Mettete ad ammorbidire la gelatina in acqua fredda poi scolatela e mettetela in una ciotolina con un cucchiaio di panna.

Mescolate la ricotta con lo zucchero, il miele, le zeste di limone, la vaniglia e lo yogurt.

Sciogliete per pochi secondi la gelatina a microonde poi unitela al composto. Incorporate per  ultima la panna montata.

Versate il composto nello stampo, livellandolo. Mettete in frigorifero per almeno 4 ore.

Servite decorando al momento con cocco e zeste di limone.

CONSIDERAZIONI

Ottima variante. Sembra ancora più delicato del cheesecake al lime e pistacchi. Buono buono.




martedì 18 agosto 2020

Cheesecake al lime, vaniglia e pistacchi

Questa ricetta proviene dal numero di agosto 2020 della rivista Sale & Pepe. Dovrete utilizzare uno stampo alto, a cerniera di 18cm di diametro. Per facilitare ulteriormente l'estrazione foderate il fondo con un disco di carta da forno e il lato con una fascia/anello della stessa carta. Dosi e procedimento seguito alla lettera.

INGREDIENTI

Per la base:

120g biscotti tipo Digestive

20g di pistacchi

80g di burro

Per il dolce:

500g di formaggio spalmabile tipo Philadelphia

200g di panna fresca da montare

80g di succo di lime (2)

1 cucchiaino estratto vaniglia (1 bacca vaniglia)

100g di miele (acacia)

12g gelatina in fogli

1 cucchiaio acqua

Decorazione:

1 lime 

qualche pistacchio tritato grossolanamente 

qualche foglia di menta fresca


PROCEDIMENTO

Preparate la base sciogliendo a microonde il burro e mescolandolo con i biscotti e i pistacchi tritati finemente. Versateli nello stampo foderato di carta da forno. Livellate molto sottile cercando di formare anche un bordo sottile laterale. Mettete in frigorifero per circa 30 minuti a rassodare mentre completerete il resto.

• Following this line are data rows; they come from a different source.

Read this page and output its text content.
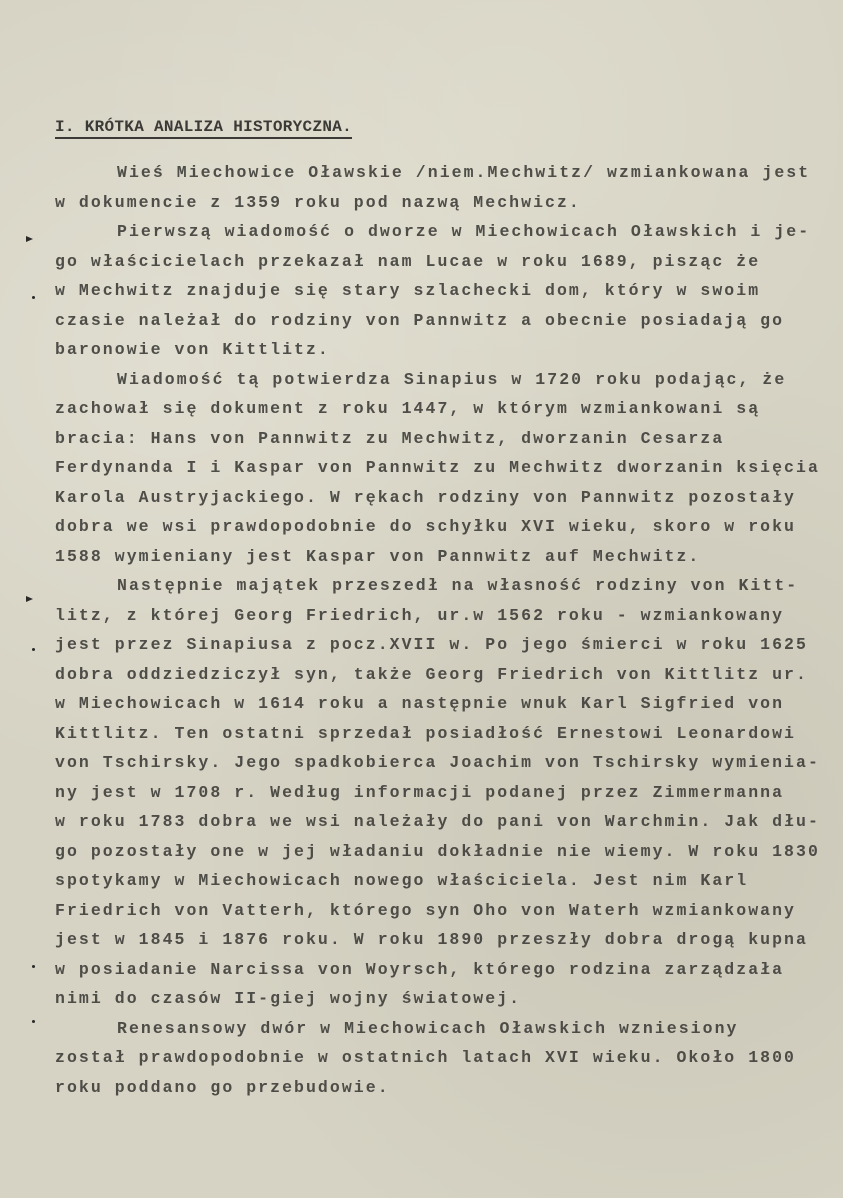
I. KRÓTKA ANALIZA HISTORYCZNA.
Wieś Miechowice Oławskie /niem.Mechwitz/ wzmiankowana jest
w dokumencie z 1359 roku pod nazwą Mechwicz.
Pierwszą wiadomość o dworze w Miechowicach Oławskich i je-
go właścicielach przekazał nam Lucae w roku 1689, pisząc że
w Mechwitz znajduje się stary szlachecki dom, który w swoim
czasie należał do rodziny von Pannwitz a obecnie posiadają go
baronowie von Kittlitz.
Wiadomość tą potwierdza Sinapius w 1720 roku podając, że
zachował się dokument z roku 1447, w którym wzmiankowani są
bracia: Hans von Pannwitz zu Mechwitz, dworzanin Cesarza
Ferdynanda I i Kaspar von Pannwitz zu Mechwitz dworzanin księcia
Karola Austryjackiego. W rękach rodziny von Pannwitz pozostały
dobra we wsi prawdopodobnie do schyłku XVI wieku, skoro w roku
1588 wymieniany jest Kaspar von Pannwitz auf Mechwitz.
Następnie majątek przeszedł na własność rodziny von Kitt-
litz, z której Georg Friedrich, ur.w 1562 roku - wzmiankowany
jest przez Sinapiusa z pocz.XVII w. Po jego śmierci w roku 1625
dobra oddziedziczył syn, także Georg Friedrich von Kittlitz ur.
w Miechowicach w 1614 roku a następnie wnuk Karl Sigfried von
Kittlitz. Ten ostatni sprzedał posiadłość Ernestowi Leonardowi
von Tschirsky. Jego spadkobierca Joachim von Tschirsky wymienia-
ny jest w 1708 r. Według informacji podanej przez Zimmermanna
w roku 1783 dobra we wsi należały do pani von Warchmin. Jak dłu-
go pozostały one w jej władaniu dokładnie nie wiemy. W roku 1830
spotykamy w Miechowicach nowego właściciela. Jest nim Karl
Friedrich von Vatterh, którego syn Oho von Waterh wzmiankowany
jest w 1845 i 1876 roku. W roku 1890 przeszły dobra drogą kupna
w posiadanie Narcissa von Woyrsch, którego rodzina zarządzała
nimi do czasów II-giej wojny światowej.
Renesansowy dwór w Miechowicach Oławskich wzniesiony
został prawdopodobnie w ostatnich latach XVI wieku. Około 1800
roku poddano go przebudowie.
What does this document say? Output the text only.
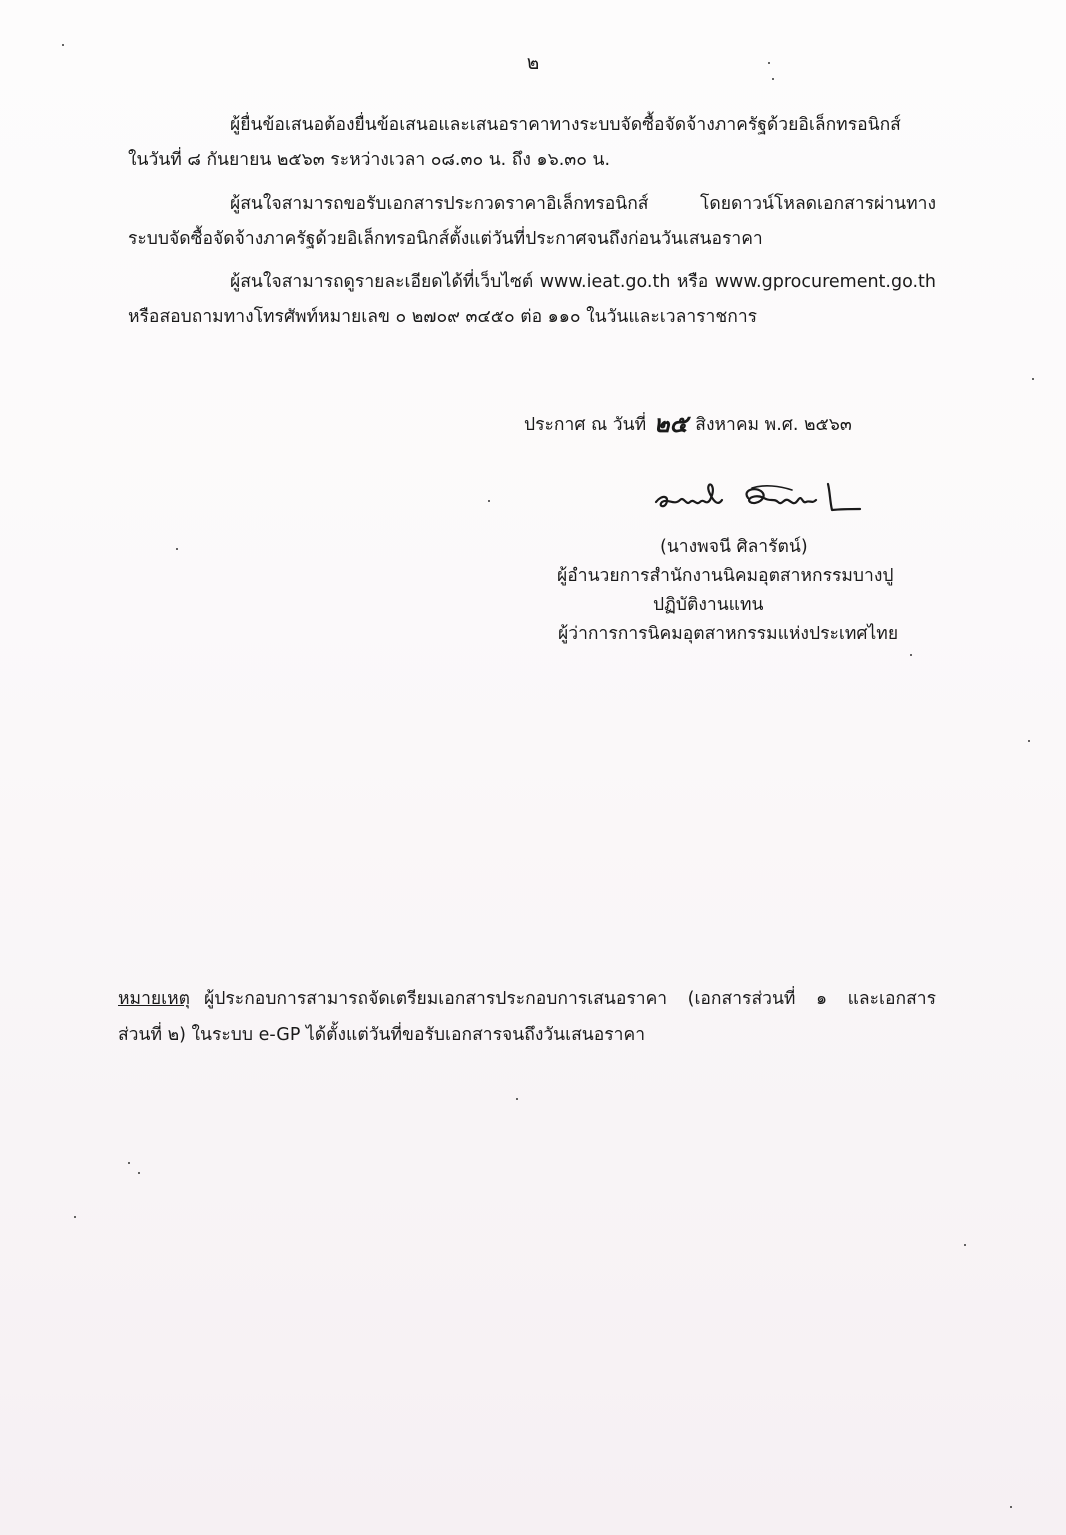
๒
ผู้ยื่นข้อเสนอต้องยื่นข้อเสนอและเสนอราคาทางระบบจัดซื้อจัดจ้างภาครัฐด้วยอิเล็กทรอนิกส์
ในวันที่ ๘ กันยายน ๒๕๖๓ ระหว่างเวลา ๐๘.๓๐ น. ถึง ๑๖.๓๐ น.
ผู้สนใจสามารถขอรับเอกสารประกวดราคาอิเล็กทรอนิกส์ โดยดาวน์โหลดเอกสารผ่านทาง
ระบบจัดซื้อจัดจ้างภาครัฐด้วยอิเล็กทรอนิกส์ตั้งแต่วันที่ประกาศจนถึงก่อนวันเสนอราคา
ผู้สนใจสามารถดูรายละเอียดได้ที่เว็บไซต์ www.ieat.go.th หรือ www.gprocurement.go.th
หรือสอบถามทางโทรศัพท์หมายเลข ๐ ๒๗๐๙ ๓๔๕๐ ต่อ ๑๑๐ ในวันและเวลาราชการ
ประกาศ ณ วันที่ ๒๕ สิงหาคม พ.ศ. ๒๕๖๓
(นางพจนี ศิลารัตน์)
ผู้อำนวยการสำนักงานนิคมอุตสาหกรรมบางปู
ปฏิบัติงานแทน
ผู้ว่าการการนิคมอุตสาหกรรมแห่งประเทศไทย
หมายเหตุ ผู้ประกอบการสามารถจัดเตรียมเอกสารประกอบการเสนอราคา (เอกสารส่วนที่ ๑ และเอกสาร
ส่วนที่ ๒) ในระบบ e-GP ได้ตั้งแต่วันที่ขอรับเอกสารจนถึงวันเสนอราคา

Mettete la gelatina a bagno in acqua fredda finché si ammorbidirà. Scolatela e strizzatela. Mettetela in un pentolino con un cucchiaio di acqua e, a fiamma molto bassa, portate al bollore. Togliete dal fuoco e aggiungete il miele, mescolando bene. Versate il tutto in una ciotolina ad intiepidire.

Mescolate il formaggio con il succo di lime e l'estratto di vaniglia. Unite il miele con la gelatina continuando a mescolare. Per ultimo incorporate la panna montata.

Versate il composto nello stampo, livellate bene. Sigillate con la pellicola e mettete in frigorifero per almeno 6 ore.

Poco prima di servire togliete il dolce dallo stampo decorando la superficie con fettine sottilissime di lime, granella di pistacchi e foglioline di menta.

CONSIDERAZIONI

Non amo molto i cheesecake addensati con la gelatina, preferisco quelli cotti in forno. Questo in realtà mi piace molto: è delicato, non troppo dolce o aspro. Armonia di consistenze e sapori.